Monday, March 5, 2007

The Utility Formerly Known as CIPS

Electric Meter Image

In my last post I started to describe the history and role of planning/management of electric utilities. Using the tool of energy utilities, only two proposals for southern Illinois appear to be publicly under consideration.

1) Carbondale, IL is proposing to acquire Ameren’s local distribution infrastructure (poles, wiring, substations, building meters, etc. and buy power from the ‘competitive’ market.

2) A group of municipal mayors is looking into forming a power purchase company to attempt to get power at a lower bulk rate.

The legislation for option #2 is what legislators call the “Southern Illinois Aggregate for Viable Energy Solutions.” Now there’s a warm and fuzzy name if I ever heard one! Do we call it “SIAFLVES” or maybe “The Utility Formerly Known as CIPS?”

Marketing aside, the two options leave far too much to be desired. Mayor Cole proposes to acquire Ameren assets through eminent domain. This would put the City under obligation to maintain that infrastructure. Carbondale could bid it out to private vendors to manage, or the City could do the work with city employees. They would need to be trained. This is certainly possible. The City already operates sophisticated drinking and wastewater treatment plants.
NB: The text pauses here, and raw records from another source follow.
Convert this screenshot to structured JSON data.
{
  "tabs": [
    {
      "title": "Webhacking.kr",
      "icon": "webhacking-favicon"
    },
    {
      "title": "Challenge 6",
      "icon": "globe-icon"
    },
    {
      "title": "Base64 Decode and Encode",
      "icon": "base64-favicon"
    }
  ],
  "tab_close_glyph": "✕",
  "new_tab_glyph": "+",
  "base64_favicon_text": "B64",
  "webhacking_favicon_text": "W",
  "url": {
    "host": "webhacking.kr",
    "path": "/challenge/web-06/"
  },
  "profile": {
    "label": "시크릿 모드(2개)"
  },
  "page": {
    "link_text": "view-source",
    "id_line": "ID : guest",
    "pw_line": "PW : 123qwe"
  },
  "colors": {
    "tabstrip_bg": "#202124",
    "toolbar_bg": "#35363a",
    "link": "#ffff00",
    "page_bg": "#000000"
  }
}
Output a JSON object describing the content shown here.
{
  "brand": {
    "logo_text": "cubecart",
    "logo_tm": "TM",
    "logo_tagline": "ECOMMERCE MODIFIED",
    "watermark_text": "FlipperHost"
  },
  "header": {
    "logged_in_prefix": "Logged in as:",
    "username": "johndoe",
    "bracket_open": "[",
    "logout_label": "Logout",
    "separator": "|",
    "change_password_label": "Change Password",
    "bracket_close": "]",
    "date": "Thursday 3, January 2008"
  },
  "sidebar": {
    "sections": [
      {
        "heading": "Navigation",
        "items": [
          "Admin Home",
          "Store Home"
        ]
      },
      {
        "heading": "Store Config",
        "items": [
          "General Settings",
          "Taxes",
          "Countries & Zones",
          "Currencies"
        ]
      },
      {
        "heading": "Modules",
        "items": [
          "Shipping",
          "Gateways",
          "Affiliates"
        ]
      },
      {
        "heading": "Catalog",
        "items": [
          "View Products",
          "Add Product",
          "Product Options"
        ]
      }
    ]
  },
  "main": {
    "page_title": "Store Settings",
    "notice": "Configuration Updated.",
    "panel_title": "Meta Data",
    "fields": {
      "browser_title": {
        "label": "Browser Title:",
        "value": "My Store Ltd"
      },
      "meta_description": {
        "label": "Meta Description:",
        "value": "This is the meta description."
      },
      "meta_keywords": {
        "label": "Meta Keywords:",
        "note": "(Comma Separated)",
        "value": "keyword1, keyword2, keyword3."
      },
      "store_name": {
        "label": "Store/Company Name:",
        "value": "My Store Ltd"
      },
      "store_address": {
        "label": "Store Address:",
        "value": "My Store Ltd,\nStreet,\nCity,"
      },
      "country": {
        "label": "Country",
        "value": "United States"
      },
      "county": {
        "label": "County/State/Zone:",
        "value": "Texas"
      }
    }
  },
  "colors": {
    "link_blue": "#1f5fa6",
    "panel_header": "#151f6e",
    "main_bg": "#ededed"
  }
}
What would either proposal gain the city and its taxpayers? Under the new electric rate structure from Ameren a theoretical $100 a month electric bill looks like this:

Customer Charge $6.24 6.2%
Meter Charge $3.62 3.6%
Distribution $16.42 16.4%
Supply $67.47 67.5%
Subtotal $93.74
Tax $ 6.28 ~6.3%
TOTAL $100.02

That $100 bill provides the customer approximately 848 Kwh. About 10% represents fixed costs of serving a residence. Distribution (the portion Mayor Cole wants to acquire) constitutes 16.4% and the biggest portion of the bill is for the actual electric power supplied the consumer (67.7%). Taxes are about 6.3%.

I suspect there is little room for cost savings in the distribution portion of the bill. Its only about 2 cents per Kwh delivered. Acquiring the distribution system would be very expensive, fraught with problems with fair valuation, and legality. Yet, it is possibly a prerequisite to forming a truly independent local municipal utility.

The real money potential is in the supply portion of the bill. Ameren’s residential customers are now paying slightly under eight cents per Kwh. One year ago it was only about seven cents per Kwh. All-electric customers were paying even less.

For every one-cent decrease in the energy supply charge, a customer saves over 17% on their bill.

Acquiring cheaper energy has the greatest potential for saving money, or at least reducing future increases. There are three possible ways to lower the cost of electricity. Either engage either supply-side solutions or demand-side solutions. The first two are supply side:

1) Buy it in the open market from suppliers with excess capacity that can sell power cheaper than Ameren.
2) Build your own energy production system using the cheapest long-term fuel source that has the least negative impacts upon the environment. That cheap source is probably not coal and it more likely to be wind, biomass and solar.
3) Implement demand-side energy conservation measures that lessen the need for off-site energy delivery.

In any utility network, reducing the need for one unit of power is the same as producing one. If the utility can recover the cost of conserving power and do so cheaper then producing it, then it is in the best financial interest of the utility and consumers to pursue that option.

What are the ingredients of a demand-side solution? Building insulation, high efficiency windows, radiant barriers, energy efficiency building codes, high efficiency lighting such as LEDs and compact fluorescents, high efficiency heating and cooling systems, and lifestyle adjustments. No rocket science required!
One has to wonder why our political leaders aren't giving more attention to demand side solutions.